Sepideh shared that her greatest challenge in her professional journey was related to immigration law and policy. “I had immigrated to Germany from Iran first and coming here I could not claim asylum.” Even though Sepideh contributed to the United States like any other American, she could not travel outside the country due to her legal status and this posed a limitation. Sepideh says that “when the opportunity came along to travel with the organization or other companies I could not do that.” One would have assumed that working in a predominantly male sector, would have been challenging, but this was not the case for Sepideh, “I knew exactly where I was and where I wanted to go.” However, sprinkling a little humor she said “there is not a lot of room for emotional things while working with men and it is very transactional.” She further added, “The satisfaction I get to support women and see them thrive out beats the feeling I experienced when climbing the corporate ladder.” The support Sepideh provides for women seems to come from a sense of responsibility she inherited from her parents in making a better life for others. As she stated during the interview, “my parents gave up a lot for me to be where I am today.”

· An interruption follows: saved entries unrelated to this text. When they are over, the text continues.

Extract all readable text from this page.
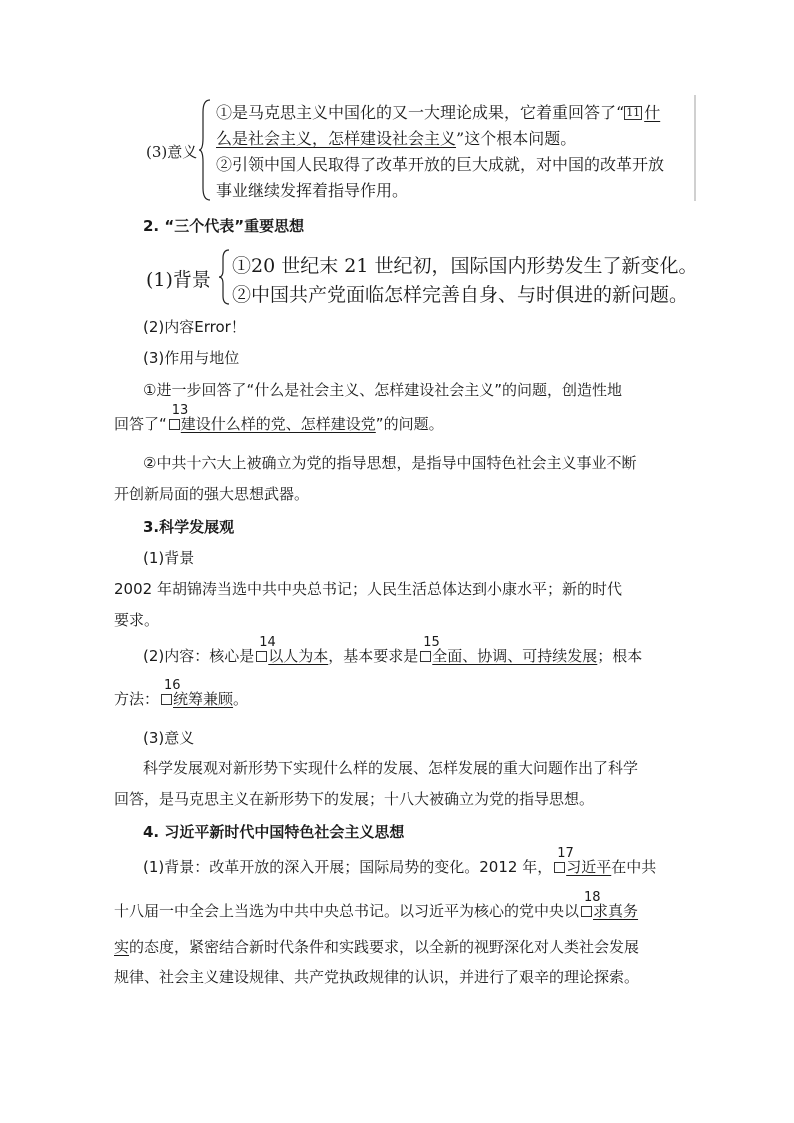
(3)意义
①是马克思主义中国化的又一大理论成果，它着重回答了“ 11 什
么是社会主义，怎样建设社会主义”这个根本问题。
②引领中国人民取得了改革开放的巨大成就，对中国的改革开放
事业继续发挥着指导作用。
2. “三个代表”重要思想
(1)背景
①20 世纪末 21 世纪初，国际国内形势发生了新变化。
②中国共产党面临怎样完善自身、与时俱进的新问题。
(2)内容Error！
(3)作用与地位
①进一步回答了“什么是社会主义、怎样建设社会主义”的问题，创造性地
回答了“
13
建设什么样的党、怎样建设党”的问题。
②中共十六大上被确立为党的指导思想，是指导中国特色社会主义事业不断
开创新局面的强大思想武器。
3.科学发展观
(1)背景
2002 年胡锦涛当选中共中央总书记；人民生活总体达到小康水平；新的时代
要求。
(2)内容：核心是
14
以人为本，基本要求是
15
全面、协调、可持续发展；根本
方法：
16
统筹兼顾。
(3)意义
科学发展观对新形势下实现什么样的发展、怎样发展的重大问题作出了科学
回答，是马克思主义在新形势下的发展；十八大被确立为党的指导思想。
4. 习近平新时代中国特色社会主义思想
(1)背景：改革开放的深入开展；国际局势的变化。2012 年，
17
习近平在中共
十八届一中全会上当选为中共中央总书记。以习近平为核心的党中央以
18
求真务
实的态度，紧密结合新时代条件和实践要求，以全新的视野深化对人类社会发展
规律、社会主义建设规律、共产党执政规律的认识，并进行了艰辛的理论探索。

In the same way that her parents offered her the opportunity to thrive in America through her family upbringing and experiences, Sepideh is now offering to do the same for many women on a global level through her annual mentorship goal of guiding 10 women. At the age of 18, her father told her “you need to find people to support you and who can give you advice.” After her renowned success as a Femigrant, she is giving back to the community and advises other immigrant women to come out of their comfort zones, to share experiences, and to have real conversations with other women regarding professional growth. Through her work in the field of business, technology, mentorship, and engaging women in real constructive conversations, Sepideh is rewiring a profession for diversity and inclusion. Her advice to Femigrants is to stay focused, be yourself, don’t take no for an answer and start early building a support system (mentors, sponsors, network) who can help and elevate you every step of the way while you are pursuing your career path.